Ils ont participé au Conseil des Générations Futures :
Les croisés des ENR
Les règles du jeu posées, la partie s’est naturellement lancée après une souriante provocation de Thierry Keller : « aujourd’hui, le débat sur l’énergie confine parfois presque à la querelle de religion… », s’est amusé le journaliste devant le Conseil. Pour prouver que la question du renouvelable ne dérogeait pas à la règle, Thierry Keller lance : « Est-ce que vous considérez en votre for intérieur que passer aux 100 % d’énergies renouvelables est avant-tout une question économico-politique ? Une question technique ? Ou bien est-ce une question de comportements individuels ? ». Invités à se placer sur des repères rouges, bleus et jaunes en fonction de leur réponse, les 60 comparses ont confirmé qu’un dialogue authentique commence par le constat d’un désaccord : 62 % des membres du CGF se sont ainsi groupés vers l’hypothèse politico-économique, contre seulement 15 % vers le débat technique et 23 % en faveur de la cause comportementale. « On pourra voir au cours de la soirée dans quelle mesure vous allez changer d’avis… », s’est avancé Thierry Keller avant de lancer la session de travail.
Ce conseil est une innovation à caractère presque politique, c’est une innovation dans la manière de réfléchir ensemble, d’avancer des propositions et d’oser tout dire !

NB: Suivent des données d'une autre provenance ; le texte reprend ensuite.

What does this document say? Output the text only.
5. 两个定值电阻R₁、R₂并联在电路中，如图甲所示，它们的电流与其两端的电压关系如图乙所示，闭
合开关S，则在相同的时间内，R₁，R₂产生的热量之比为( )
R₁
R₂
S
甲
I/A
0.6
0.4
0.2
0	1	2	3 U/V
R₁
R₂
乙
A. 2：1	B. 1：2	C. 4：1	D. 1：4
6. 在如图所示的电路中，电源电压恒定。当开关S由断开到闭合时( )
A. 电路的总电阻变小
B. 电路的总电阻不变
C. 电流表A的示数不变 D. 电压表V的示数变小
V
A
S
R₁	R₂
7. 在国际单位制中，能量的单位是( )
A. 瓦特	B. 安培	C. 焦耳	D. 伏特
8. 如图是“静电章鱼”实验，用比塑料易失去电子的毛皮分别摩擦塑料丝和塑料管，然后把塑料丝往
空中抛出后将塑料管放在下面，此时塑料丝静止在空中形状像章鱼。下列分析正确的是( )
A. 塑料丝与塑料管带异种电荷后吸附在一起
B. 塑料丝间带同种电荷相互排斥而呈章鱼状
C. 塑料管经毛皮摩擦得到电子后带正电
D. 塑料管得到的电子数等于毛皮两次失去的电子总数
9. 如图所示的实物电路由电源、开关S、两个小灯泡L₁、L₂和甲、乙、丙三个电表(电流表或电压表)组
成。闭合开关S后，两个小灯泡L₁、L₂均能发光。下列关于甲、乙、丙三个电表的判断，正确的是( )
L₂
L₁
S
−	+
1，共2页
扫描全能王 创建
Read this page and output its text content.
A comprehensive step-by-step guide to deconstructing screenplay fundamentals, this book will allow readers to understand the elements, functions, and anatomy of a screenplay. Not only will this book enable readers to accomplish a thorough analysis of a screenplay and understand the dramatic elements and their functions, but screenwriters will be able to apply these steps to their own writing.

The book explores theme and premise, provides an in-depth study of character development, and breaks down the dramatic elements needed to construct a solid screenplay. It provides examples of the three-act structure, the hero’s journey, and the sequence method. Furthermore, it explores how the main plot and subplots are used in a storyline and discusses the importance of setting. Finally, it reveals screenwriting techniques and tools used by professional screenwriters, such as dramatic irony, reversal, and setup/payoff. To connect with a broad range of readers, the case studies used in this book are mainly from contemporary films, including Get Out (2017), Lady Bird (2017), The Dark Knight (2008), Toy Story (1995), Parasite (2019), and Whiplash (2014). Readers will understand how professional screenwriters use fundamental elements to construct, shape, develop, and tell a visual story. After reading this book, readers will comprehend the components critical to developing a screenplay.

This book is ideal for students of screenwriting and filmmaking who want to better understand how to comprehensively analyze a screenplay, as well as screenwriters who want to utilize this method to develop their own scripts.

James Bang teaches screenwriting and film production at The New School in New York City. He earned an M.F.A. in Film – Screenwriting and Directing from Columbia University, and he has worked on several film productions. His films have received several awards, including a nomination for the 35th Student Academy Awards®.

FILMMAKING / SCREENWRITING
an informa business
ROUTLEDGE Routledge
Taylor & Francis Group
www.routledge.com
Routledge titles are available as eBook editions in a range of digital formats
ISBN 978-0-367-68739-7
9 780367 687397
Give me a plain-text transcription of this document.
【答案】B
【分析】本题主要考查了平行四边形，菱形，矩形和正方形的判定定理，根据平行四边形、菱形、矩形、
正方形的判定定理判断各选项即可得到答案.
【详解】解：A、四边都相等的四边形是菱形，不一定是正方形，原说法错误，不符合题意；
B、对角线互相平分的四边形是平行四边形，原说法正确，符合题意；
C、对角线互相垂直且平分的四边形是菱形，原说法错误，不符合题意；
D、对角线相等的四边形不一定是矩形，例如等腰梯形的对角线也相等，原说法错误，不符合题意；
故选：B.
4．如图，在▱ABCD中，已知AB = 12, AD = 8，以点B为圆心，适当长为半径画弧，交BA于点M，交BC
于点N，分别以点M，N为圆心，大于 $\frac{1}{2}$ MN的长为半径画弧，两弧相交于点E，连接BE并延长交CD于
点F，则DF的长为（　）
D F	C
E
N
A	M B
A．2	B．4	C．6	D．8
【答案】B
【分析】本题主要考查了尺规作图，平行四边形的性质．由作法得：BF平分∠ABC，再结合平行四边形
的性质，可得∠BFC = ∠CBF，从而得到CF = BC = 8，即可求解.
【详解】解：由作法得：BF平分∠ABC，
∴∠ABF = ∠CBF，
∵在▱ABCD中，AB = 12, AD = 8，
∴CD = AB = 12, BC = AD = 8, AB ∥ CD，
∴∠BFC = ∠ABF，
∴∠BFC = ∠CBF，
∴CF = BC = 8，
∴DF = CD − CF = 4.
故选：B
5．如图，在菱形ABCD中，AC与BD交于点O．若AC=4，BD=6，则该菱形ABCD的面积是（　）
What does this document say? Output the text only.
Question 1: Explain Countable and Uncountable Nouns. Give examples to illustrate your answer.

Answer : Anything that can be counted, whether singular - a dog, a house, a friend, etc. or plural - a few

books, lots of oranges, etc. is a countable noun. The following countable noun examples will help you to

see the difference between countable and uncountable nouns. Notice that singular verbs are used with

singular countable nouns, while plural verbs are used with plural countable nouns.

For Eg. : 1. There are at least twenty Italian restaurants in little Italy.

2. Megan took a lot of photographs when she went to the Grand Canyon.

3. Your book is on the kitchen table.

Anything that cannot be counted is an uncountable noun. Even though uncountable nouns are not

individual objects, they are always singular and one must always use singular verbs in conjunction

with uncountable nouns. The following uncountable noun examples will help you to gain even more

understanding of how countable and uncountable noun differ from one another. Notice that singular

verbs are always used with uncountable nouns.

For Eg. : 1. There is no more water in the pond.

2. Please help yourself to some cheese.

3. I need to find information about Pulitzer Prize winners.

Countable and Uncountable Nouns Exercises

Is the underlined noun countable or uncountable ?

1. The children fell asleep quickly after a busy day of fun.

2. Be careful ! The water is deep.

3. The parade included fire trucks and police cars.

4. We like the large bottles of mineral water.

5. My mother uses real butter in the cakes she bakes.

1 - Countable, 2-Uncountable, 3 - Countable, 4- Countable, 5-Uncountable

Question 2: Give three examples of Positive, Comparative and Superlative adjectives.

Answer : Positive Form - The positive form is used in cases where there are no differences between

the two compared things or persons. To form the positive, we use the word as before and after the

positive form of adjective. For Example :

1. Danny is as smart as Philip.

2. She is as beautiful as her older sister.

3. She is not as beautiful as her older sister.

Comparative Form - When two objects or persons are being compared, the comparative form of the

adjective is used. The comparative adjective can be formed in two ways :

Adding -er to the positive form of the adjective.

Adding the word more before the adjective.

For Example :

Première mission pour les membres du CGF désormais échauffés par le débat : lister les certitudes et préjugés qui entourent ce motif de croisade du 100 % renouvelables. « On entend souvent à ce sujet le préjugé que l’on n’aurait pas le pouvoir, pas notre mot à dire sur ces questions gérées par des hommes politiques ou des multinationales », a relevé une membre du conseil venue groupe EDF côté division-production nucléaire. Quand la responsabilité n’est pas pointée vers des présumés coupables qui bloquent le changement, c’est l’aspect financier ou du calendrier qui ressort : « on entend beaucoup que le renouvelable coûte trop cher ou que de toute façon, il est déjà trop tard », poursuit cette représentante des générations futures. Le coeur du sujet, est encore plus polémique, pointe à son tour un jeune doctorant en philosophie et en éthique. Les motifs peuvent être environnementaux («le renouvelable n’est pas une énergie propre »), techniques (« il y a un certain déterminisme technologique, du type on a toujours fait ainsi, donc il n’y a pas de raison que cela change »), économiques (« c’est intermittent donc c’est contraignant on ne comprend pas bien… ») ou encore esthétiques (« le renouvelable est parfois jugé encombrant »). Une autre membre, consultante en écologie industrielle et territoriale issue de la société civile revendique pour sa part que certains préjugés ont du vrai : « aujourd’hui, on ne peut pas être au 100 % renouvelables parce que l’on a un problème de surconsommation et si la transition n’est pas couplée à de la sobriété et de l’efficacité énergétique, cela reste une douce lubie… » Au final, la question du renouvelable est plus que jamais, une question d’ancrage territorial, pointe une autre membre issue du groupe EDF : « si l’on souhaite s’approprier la question énergétique en tant que citoyen, on est obligé de se poser celle de son ancrage. Or nous sommes ancrés dans un territoire, sur lequel l’énergie et la question de sa production font nécessairement partie. »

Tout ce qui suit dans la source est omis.